Tout en cheminant au pas lent, mais régulier de nos mules, à travers les dunes immaculées, je lui confiai que le but principal de mon voyage était la recherche d’un manuscrit écrit par la célèbre morte et qui, d’après moi, devait traîner, avec d’autres papiers sans doute, dans quelque coin d’El-Oued.
— Ah ! fit le jeune Soufi, quelque peu stupéfait.
Puis ayant réfléchi deux minutes :
— Si Mahmoud, en effet, n’écrivait pas beaucoup, pas du tout même, pendant les premiers temps de son séjour à El-Oued, mais vers la fin, elle ne faisait que cela.
Toutes les heures qu’elle ne passait pas à courir les dunes à cheval ou en compagnie des vagabonds et des chasseurs de la tribu des Rebaya, elle les employait à noircir papiers sur papiers. Même quand elle errait à travers les oasis, elle avait toujours sur elle, dans la poche de son « saroual » ou dans le capuchon de son burnous, un crayon et un carnet. Et tantôt sur la crête d’une dune, tantôt au bord d’une tombe, dans un cimetière arabe, tantôt encore sur la margelle d’un puits, ou à l’ombre d’un palmier, elle sortait l’un et l’autre, s’asseyait et, pendant des heures entières, sa main blanche faisait marcher le calam.

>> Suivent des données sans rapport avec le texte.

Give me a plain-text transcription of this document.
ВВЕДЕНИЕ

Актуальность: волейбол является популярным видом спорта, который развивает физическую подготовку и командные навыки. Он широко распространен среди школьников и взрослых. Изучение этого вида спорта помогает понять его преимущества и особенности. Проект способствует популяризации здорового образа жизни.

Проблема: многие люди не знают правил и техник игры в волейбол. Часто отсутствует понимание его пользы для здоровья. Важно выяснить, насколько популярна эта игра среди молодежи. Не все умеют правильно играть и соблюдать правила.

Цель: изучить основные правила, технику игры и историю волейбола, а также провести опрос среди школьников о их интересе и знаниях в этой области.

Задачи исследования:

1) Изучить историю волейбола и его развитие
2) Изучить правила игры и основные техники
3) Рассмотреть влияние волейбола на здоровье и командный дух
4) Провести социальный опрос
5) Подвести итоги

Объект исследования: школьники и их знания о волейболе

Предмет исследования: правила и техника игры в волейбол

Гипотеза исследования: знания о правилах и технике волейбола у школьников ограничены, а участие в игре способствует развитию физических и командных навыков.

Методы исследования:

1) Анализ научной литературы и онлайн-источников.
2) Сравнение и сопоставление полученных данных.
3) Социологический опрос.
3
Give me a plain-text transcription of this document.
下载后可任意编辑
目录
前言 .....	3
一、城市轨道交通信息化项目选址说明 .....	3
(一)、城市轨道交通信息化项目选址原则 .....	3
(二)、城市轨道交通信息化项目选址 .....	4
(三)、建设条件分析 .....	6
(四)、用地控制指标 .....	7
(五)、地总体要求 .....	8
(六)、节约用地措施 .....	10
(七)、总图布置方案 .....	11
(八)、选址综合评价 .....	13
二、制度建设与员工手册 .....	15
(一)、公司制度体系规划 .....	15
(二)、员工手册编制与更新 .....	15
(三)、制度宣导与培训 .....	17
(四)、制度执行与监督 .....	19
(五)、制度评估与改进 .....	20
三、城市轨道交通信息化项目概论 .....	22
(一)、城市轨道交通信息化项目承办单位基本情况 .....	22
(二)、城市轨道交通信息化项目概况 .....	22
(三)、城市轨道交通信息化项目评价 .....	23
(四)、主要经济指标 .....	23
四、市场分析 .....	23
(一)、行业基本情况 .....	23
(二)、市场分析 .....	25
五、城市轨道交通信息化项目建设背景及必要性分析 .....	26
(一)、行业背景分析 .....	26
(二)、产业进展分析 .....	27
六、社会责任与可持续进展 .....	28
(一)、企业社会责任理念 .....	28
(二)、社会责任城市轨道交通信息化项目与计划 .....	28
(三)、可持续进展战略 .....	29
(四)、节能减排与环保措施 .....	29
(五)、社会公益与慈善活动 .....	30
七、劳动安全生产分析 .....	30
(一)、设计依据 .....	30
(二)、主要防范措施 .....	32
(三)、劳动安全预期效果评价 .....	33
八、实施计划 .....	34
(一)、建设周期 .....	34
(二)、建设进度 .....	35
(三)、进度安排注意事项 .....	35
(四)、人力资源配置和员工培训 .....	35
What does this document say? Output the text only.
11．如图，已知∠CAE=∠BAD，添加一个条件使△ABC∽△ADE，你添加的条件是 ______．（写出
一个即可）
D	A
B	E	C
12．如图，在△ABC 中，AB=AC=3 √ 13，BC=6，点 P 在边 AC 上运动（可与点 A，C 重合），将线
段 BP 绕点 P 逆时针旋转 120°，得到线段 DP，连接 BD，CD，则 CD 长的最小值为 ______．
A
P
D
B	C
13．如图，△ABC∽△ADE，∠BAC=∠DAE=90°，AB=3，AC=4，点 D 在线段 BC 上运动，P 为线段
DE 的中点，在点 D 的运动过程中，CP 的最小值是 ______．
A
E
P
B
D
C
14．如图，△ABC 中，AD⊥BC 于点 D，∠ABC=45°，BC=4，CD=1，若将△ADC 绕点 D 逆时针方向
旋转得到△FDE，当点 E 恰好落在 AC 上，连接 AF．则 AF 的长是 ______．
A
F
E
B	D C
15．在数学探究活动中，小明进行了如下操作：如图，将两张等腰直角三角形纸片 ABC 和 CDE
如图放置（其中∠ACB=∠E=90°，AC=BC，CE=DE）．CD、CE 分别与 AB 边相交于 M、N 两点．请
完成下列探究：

Elle écrivait aussi, sans se fatiguer, dans le petit café maure de Belkacem-Bebachi, près de la Kasbah, où elle allait souvent, avant le moghreb, prendre son kaoua. Un jour que je m’y trouvais avec elle, je me permis de lui dire :
— Si Mahmoud, si j’en juge par toutes les lettres que tu écris, tu dois avoir beaucoup de parents et d’amis dans ton pays.
Si Mahmoud parti d’un éclat de rire qui fit tressauter les petites tasses de porcelaine dans l’oudjak. De la voir en cette gaîté débordante, Belkacem Bebachi, le kaouadji, se prit à rire à son tour et, comme lui, sans savoir pourquoi, les spahis et les souafa, qui se trouvaient là, éclatèrent à leur tour ; alors, de mon côté, j’en fis autant.
Quand tout le monde eut assez ri :
— Mais, mon brave Belkacem, fit-elle, ce ne sont pas des lettres que j’écris.